If there’s one economic trend that has defined the current era in the United States as well as in other advanced economies it is increasing economic inequality and lackluster economic growth. Not since the beginning of the 20th century have we seen inequality in incomes and wealth rise to such extreme levels. Yet the narrative that has persisted over the post-war period is an economic orthodoxy of a bygone era—that there is a tradeoff between equity and efficiency, and that the best way to foster economic growth is through a relentless supply-side focus on capital formation. If the goal of policymakers is to create economies that provide better standards of living and promote the well-being of all people, then economists and policymakers alike must confront the relevancy of old theories amid new evidence and new ideas. Focusing on the United States, Heather Boushey will explain how the Washington Center for Equitable Growth’s mission is to advance evidence-backed ideas and policies that promote strong, stable, and broad-based economic growth. She will make the case that the old way of thinking hasn’t worked, and describe how her organization is laying the foundation within academia and the policymaking community on which new economic policies can be built.

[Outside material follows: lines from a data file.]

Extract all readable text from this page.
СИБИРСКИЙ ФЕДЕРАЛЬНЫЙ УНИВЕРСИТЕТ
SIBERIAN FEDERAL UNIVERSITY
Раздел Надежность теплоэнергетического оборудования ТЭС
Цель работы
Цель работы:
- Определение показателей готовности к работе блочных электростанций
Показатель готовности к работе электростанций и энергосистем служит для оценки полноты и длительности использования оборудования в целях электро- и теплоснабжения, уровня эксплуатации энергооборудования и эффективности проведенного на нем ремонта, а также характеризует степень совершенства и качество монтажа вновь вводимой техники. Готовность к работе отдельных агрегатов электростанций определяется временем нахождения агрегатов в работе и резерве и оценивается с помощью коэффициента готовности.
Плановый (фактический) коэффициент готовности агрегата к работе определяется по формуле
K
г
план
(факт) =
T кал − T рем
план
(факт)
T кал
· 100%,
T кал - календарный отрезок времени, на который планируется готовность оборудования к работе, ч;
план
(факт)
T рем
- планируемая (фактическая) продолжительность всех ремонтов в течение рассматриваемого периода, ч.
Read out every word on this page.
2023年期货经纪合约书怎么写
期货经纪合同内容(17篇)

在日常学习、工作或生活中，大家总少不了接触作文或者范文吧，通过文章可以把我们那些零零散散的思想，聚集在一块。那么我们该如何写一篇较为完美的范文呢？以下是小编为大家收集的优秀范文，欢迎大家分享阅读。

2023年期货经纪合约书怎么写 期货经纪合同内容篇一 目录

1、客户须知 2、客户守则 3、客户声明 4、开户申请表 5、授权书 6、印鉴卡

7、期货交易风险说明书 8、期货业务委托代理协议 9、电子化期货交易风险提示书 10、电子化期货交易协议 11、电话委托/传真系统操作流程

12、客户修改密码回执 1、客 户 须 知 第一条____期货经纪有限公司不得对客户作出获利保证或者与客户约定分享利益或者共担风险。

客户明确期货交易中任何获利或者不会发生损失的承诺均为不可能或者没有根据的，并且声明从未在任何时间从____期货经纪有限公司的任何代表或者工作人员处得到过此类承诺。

Heather Boushey is Executive Director and Chief Economist at the Washington Center for Equitable Growth and co-editor of a volume of 22 essays about how to integrate inequality into economic thinking, “After Piketty: The Agenda for Economics and Inequality.” Her research focuses on economic inequality and public policy, specifically employment, social policy, and family economic well-being and her latest book is “Finding Time: The Economics of Work-Life Conflict” from Harvard University Press. The New York Times has called Boushey one of the “most vibrant voices in the field” and Politico twice named her one of the top 50“thinkers, doers and visionaries transforming American politics.”
Boushey writes regularly for popular media, including The New York Times’ “Room for Debate,” The Atlantic, and Democracy; and she makes frequent television appearances on Bloomberg, MSNBC, CNBC, and PBS. She previously served as Chief Economist for Hillary Clinton’s transition team, and as an economist for the Center for American Progress, the Joint Economic Committee of the U.S. Congress, the Center for Economic and Policy Research, and the Economic Policy Institute. She sits on the board of the Opportunity Institute and is an Associate Editor of Feminist Economics. She received her Ph.D. in economics from the New School for Social Research and her B.A. from Hampshire College.